For Cisco environments, a similar method can be achieved with TelnetIOSPing, assuming Telnet is enabled and accessible on the device, though SSH-based alternatives are more secure and recommended.

Configuration Overview

In the probes file:

+JunOSPing
binary = /usr/bin/ssh
junosh_user = monitor
junosh_key = /etc/SmokePing/keys/id_rsa
junosh_ping_args = rapid count 5

In the targets file:

+ProviderLevel
++JUN-RTR-UP1
probe = JunOSPing
host = 198.51.100.1

Enhancing Data Collection with Alerts

To proactively detect issues, configure SmokePing alerts. Define thresholds for packet loss, latency, and RTT deviation.

Example alert config in Alerts:

+lossdetect
type = loss
pattern = >5%,*5%,*5%
comment = Packet loss >5% for 3 consecutive measurements

Bind this alert to your provider targets in Targets:

alerts = lossdetect

You can configure email notifications for alerts by editing ~/.SmokePing/config and integrating a mail service like msmtp.

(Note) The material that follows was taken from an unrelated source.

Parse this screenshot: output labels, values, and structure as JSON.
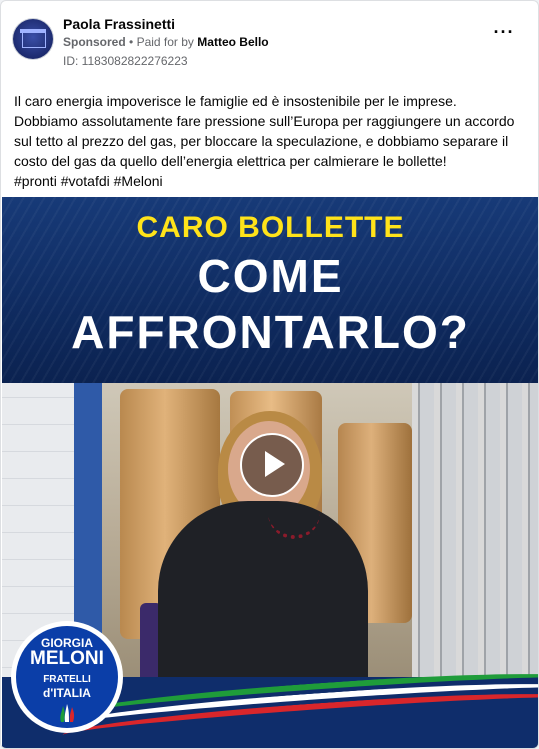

Viewing & Interpreting Results

Access your SmokePing dashboard:
http://yourserver-ip/SmokePing

You’ll see graphs for each provider path, including:

• Round Trip Time (RTT)
• Packet loss
• Latency variations

This provides a real-time comparative view of your providers.

You can hover over the graphs to see historical RTT spikes, loss patterns, and jitter. Colour changes indicate deviation from baselines.

Automating and Extending

Some useful extensions include:

• Email or webhook alerts to notify your team.
• Integrate with Grafana for advanced visualizations using SmokePing2rrd.
• Use curl or dig probes to monitor HTTP/DNS performance through each provider.

To integrate SmokePing with Grafana, export RRD data using SmokePing2rrd, then import it into a time-series DB like Graphite or InfluxDB for visualization.

Going Live: Best Practices

Before fully relying on SmokePing:

• Validate path routing using traceroute or mtr.
• Confirm that firewalls or ISPs aren’t rate-limiting ICMP or affecting probe results.
• Run SmokePing in parallel for a few days before using it for live decisions.

Conclusion

Monitoring provider-level paths with SmokePing ensures your organization is not flying blind when it comes to upstream performance. By actively comparing multiple paths, you gain data-driven insight into latency, packet loss, and failover readiness. Whether you’re balancing between providers or holding one accountable, SmokePing offers a clear window into the otherwise invisible.

By leveraging SmokePing for provider-level monitoring, you transform an opaque part of your network stack into a transparent, actionable source of insight.